Cefepime dosing regimens in critically ill patients receiving continuous renal replacement therapy: a Monte Carlo simulation study

J Intensive Care. 2018 Sep 12:6:61. doi: 10.1186/s40560-018-0330-8. eCollection 2018.


Background: Cefepime can be removed by continuous renal replacement therapy (CRRT) due to its pharmacokinetics. The purpose of this study is to define the optimal cefepime dosing regimens for critically ill patients receiving CRRT using Monte Carlo simulations (MCS).

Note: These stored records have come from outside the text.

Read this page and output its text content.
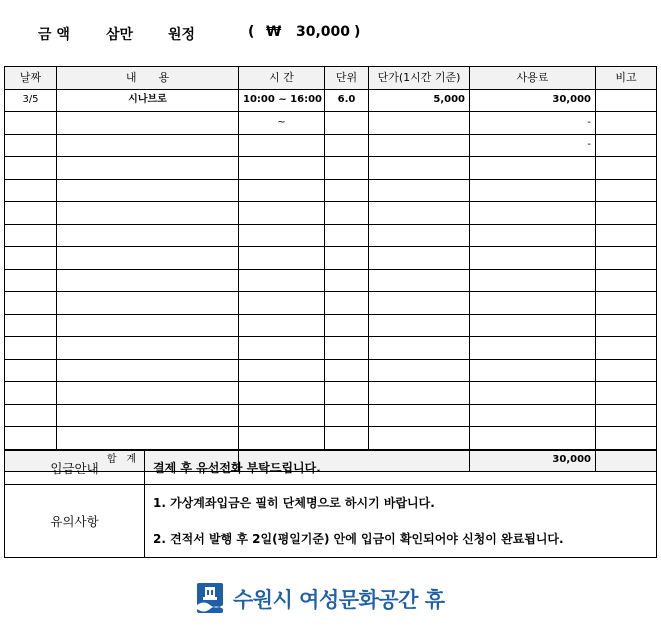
금 액	삼만 원정	( ₩ 30,000 )
날짜	내　　용	시 간	단위	단가(1시간 기준)	사용료	비고
3/5	시나브로	10:00 ~ 16:00	6.0	5,000	30,000	
		~			-	
					-	

합　계					30,000	
입금안내	결제 후 유선전화 부탁드립니다.
유의사항	1. 가상계좌입금은 필히 단체명으로 하시기 바랍니다.
2. 견적서 발행 후 2일(평일기준) 안에 입금이 확인되어야 신청이 완료됩니다.
수원시 여성문화공간 휴
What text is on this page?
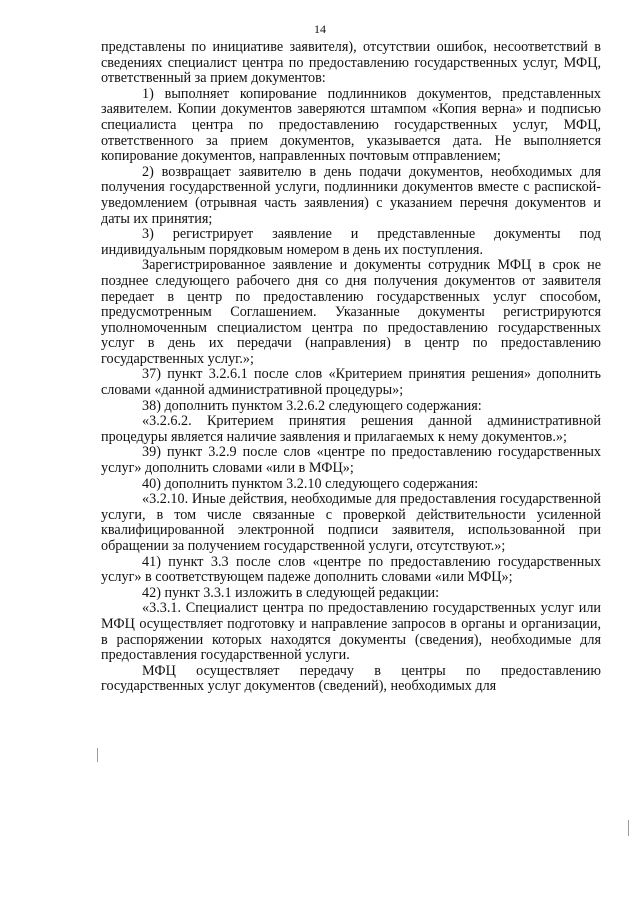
14

представлены по инициативе заявителя), отсутствии ошибок, несоответствий в сведениях специалист центра по предоставлению государственных услуг, МФЦ, ответственный за прием документов:

1) выполняет копирование подлинников документов, представленных заявителем. Копии документов заверяются штампом «Копия верна» и подписью специалиста центра по предоставлению государственных услуг, МФЦ, ответственного за прием документов, указывается дата. Не выполняется копирование документов, направленных почтовым отправлением;

2) возвращает заявителю в день подачи документов, необходимых для получения государственной услуги, подлинники документов вместе с распиской-уведомлением (отрывная часть заявления) с указанием перечня документов и даты их принятия;

3) регистрирует заявление и представленные документы под индивидуальным порядковым номером в день их поступления.

Зарегистрированное заявление и документы сотрудник МФЦ в срок не позднее следующего рабочего дня со дня получения документов от заявителя передает в центр по предоставлению государственных услуг способом, предусмотренным Соглашением. Указанные документы регистрируются уполномоченным специалистом центра по предоставлению государственных услуг в день их передачи (направления) в центр по предоставлению государственных услуг.»;

37) пункт 3.2.6.1 после слов «Критерием принятия решения» дополнить словами «данной административной процедуры»;

38) дополнить пунктом 3.2.6.2 следующего содержания:

«3.2.6.2. Критерием принятия решения данной административной процедуры является наличие заявления и прилагаемых к нему документов.»;

39) пункт 3.2.9 после слов «центре по предоставлению государственных услуг» дополнить словами «или в МФЦ»;

40) дополнить пунктом 3.2.10 следующего содержания:

«3.2.10. Иные действия, необходимые для предоставления государственной услуги, в том числе связанные с проверкой действительности усиленной квалифицированной электронной подписи заявителя, использованной при обращении за получением государственной услуги, отсутствуют.»;

41) пункт 3.3 после слов «центре по предоставлению государственных услуг» в соответствующем падеже дополнить словами «или МФЦ»;

42) пункт 3.3.1 изложить в следующей редакции:

«3.3.1. Специалист центра по предоставлению государственных услуг или МФЦ осуществляет подготовку и направление запросов в органы и организации, в распоряжении которых находятся документы (сведения), необходимые для предоставления государственной услуги.

МФЦ осуществляет передачу в центры по предоставлению государственных услуг документов (сведений), необходимых для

Methods: The CRRT models of cefepime disposition during 48 h with different effluent rates were developed using published pharmacokinetic parameters, patient demographic data, and CRRT settings. Pharmacodynamic target was the cumulative percentage of a 48-h period of at least 70% that free cefepime concentration exceeds the four times susceptible breakpoint of Pseudomonas aeruginosa (minimum inhibitory concentration, MIC of 8). All recommended dosing regimens from available clinical resources were evaluated for the probability of target attainment (PTA) using MCS to generate drug disposition in a group of 5000 virtual patients for each dose. The optimal doses were defined as achieving the PTA at least 90% of virtual patients with lowest daily doses and the acceptable risk of neurotoxicity.

Results: Optimal cefepime doses in critically ill patients receiving CRRT with Kidney Disease: Improving Global Outcomes (KDIGO) recommended effluent rates were a regimen of 2 g loading dose followed by 1.5-1.75 g every 8 h for Gram-negative infections with a neurotoxicity risk of < 17%. Cefepime dosing regimens from this study were considerably higher than the recommended doses from clinical resources.

Conclusion: All recommended dosing regimens for patients receiving CRRT from available clinical resources failed to achieve the PTA target. The optimal dosing regimens were suggested based on CRRT modalities, MIC values, and different effluent rates. Clinical validation is warranted.

Keywords: Cefepime; Continuous renal replacement therapy; Critically ill patients; Dosing; Pharmacodynamics; Pharmacokinetics.